走れ、穿て、守れ -3-
青空の下に場違いな橙の爆炎が生じた。俺の拳銃迎撃によって着弾前にロケット弾がさく裂したのだ。第二射を放とうとする黒ベンツ天井から身を乗り出したスキンヘッドならず者へとアンチマテリアルライフルをぶっ放す。
「ングァーッ!」
俺の照準を前にし、スキンヘッドならず者が咄嗟に前に突き出した四連装ロケットランチャーへと対物大口径弾が着弾。再度爆炎が生じ黒ベンツは激しくスピンしながら高速道路の壁へと突っ込んでいった。

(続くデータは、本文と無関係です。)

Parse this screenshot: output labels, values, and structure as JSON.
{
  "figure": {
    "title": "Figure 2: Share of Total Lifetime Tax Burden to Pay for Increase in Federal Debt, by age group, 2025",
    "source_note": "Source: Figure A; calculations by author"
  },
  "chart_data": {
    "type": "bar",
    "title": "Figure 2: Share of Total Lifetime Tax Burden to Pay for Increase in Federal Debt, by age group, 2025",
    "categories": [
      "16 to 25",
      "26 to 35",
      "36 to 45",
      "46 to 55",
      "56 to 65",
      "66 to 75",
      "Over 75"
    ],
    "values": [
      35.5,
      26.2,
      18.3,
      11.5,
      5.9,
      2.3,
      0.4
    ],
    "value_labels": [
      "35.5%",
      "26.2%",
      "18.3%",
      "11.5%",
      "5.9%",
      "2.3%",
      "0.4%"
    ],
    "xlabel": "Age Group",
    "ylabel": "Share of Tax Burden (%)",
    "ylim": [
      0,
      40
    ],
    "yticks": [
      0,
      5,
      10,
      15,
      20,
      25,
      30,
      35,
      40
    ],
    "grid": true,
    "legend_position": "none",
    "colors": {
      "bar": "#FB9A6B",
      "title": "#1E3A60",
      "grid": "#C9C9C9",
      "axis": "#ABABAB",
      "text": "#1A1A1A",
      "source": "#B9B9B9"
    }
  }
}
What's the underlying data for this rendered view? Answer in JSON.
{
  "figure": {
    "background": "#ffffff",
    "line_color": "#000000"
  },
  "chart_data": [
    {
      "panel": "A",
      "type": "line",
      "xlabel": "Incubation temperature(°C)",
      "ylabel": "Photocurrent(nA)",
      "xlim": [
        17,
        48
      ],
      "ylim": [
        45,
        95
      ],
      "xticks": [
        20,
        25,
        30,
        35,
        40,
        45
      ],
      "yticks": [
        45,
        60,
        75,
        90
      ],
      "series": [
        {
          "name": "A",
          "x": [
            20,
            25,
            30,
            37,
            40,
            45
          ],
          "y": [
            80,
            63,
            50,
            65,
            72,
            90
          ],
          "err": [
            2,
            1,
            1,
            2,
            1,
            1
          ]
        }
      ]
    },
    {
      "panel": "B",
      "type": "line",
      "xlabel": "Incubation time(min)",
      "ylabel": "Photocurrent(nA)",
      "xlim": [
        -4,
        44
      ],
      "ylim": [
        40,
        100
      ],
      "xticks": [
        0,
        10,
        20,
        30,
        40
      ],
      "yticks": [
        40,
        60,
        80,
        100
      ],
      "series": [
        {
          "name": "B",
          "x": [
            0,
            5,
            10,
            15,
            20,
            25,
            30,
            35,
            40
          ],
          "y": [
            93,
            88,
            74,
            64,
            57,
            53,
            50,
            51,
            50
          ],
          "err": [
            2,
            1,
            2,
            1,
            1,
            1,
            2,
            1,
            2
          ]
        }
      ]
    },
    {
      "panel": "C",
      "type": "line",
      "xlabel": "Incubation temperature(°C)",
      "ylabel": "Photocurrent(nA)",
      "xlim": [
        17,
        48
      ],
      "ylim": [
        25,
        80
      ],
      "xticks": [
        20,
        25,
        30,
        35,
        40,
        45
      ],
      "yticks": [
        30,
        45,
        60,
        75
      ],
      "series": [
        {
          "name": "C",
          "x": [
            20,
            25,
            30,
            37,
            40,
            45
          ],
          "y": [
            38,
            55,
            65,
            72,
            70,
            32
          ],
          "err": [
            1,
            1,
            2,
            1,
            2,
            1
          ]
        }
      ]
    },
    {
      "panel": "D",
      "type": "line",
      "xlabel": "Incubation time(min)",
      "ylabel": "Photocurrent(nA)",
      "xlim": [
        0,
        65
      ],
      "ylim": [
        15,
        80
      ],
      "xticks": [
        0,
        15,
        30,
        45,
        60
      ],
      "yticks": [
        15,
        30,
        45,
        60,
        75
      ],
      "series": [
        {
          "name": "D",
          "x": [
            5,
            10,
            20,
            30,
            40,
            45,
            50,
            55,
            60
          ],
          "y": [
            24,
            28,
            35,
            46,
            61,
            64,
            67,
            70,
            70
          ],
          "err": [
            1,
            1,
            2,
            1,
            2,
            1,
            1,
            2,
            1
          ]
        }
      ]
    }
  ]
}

「おかしい、意趣返しにしちゃいくら何でも捨て身にすぎる」
「もっと別の理由って事?」
いぶかしむ俺とS・Rを他所に二台の黒防弾ベンツがこちらの両サイドへと強行接近、あろうことかそのままサンドイッチにしようと車体を寄せてきた。
「正気か!?」
すぐさま再装填したアンチマテリアルライフルを左側黒ベンツ運転席へと向ける。着弾、穿たれた穴から血と肉片がまき散らされる。右側もまたS・Rの精密迎撃射撃によって乗り手が即死。だが黒ベンツのサンド攻撃は終わらない!運転手が死亡しても自動制御でこちらの車を抑え込んできている!
「不味いぞ!このままだとカーブにぶち当たる!」
「この程度でどうにかなるアタシとフロッギーじゃないさ!」
S・Rの呼びかけにすぐさま車内に身を滑り込ませると撃ち切ったアンチマテリアルライフルのマガジンを交換する。コンソールには「変形ヨロシ」の文字。
「ガン・フロッガー!アクティブフェーズ、シフト!」
S・Rの呼びかけと共に、ガクンと車体が揺れ、視界が上がっていくと共にフロントガラスが黒色のカバー装甲で覆われ内側にモニタが表示される。コンソールには自動車が分割、四肢を展開しながら人型兵器として立ち上がるシークエンスが表示されていた。
変形してなお黒ベンツに挟まれていたガン・フロッガーはアスファルトをタイヤで疾駆しながら跳躍、腕部からスライドさせたハンドガンを両手に構えると挟む相手を失った黒ベンツに無数の穴をあけていく。
「イイイヤッハアアアーーーッ!!!」
熟練の体操選手よりもなお俊敏にバク宙回転からの着地を決めたガン・フロッガーは即座に後方に迫る追撃車群をガン・カタによって至近距離乱射、並み居る後続車を片っ端からハチの巣スクラップへと変えていった。
走行不能に陥った後続車の群れはガン・フロッガーに跳び越されては間近に迫っていたカーブへとまとめて衝突、壁をストッパーに玉突き事故を起こして炎上、爆発四散した。
「アレで全部だな」
「りょーかい、飛ばすよ!」
全滅を確認すればガン・フロッガーはスピンしながら元の自動車形態へと移行。追手どころか一般車両すら一般道路へと退避し誰も居なくなった高速道路をぶっ飛ばす。
「で、本命は?恐らくそいつらも追手の奴らと無関係じゃないはずだ」
「そういや言ってなかったね、イベント会場が襲われてアタシのダチがさらわれちまったのさ」
「そいつは大ごとだな」
示し合わせた上での待ち伏せに関係者の誘拐。そして意趣返しにしては過激で捨て鉢な襲撃。どうにもこいつはきな臭いぜ。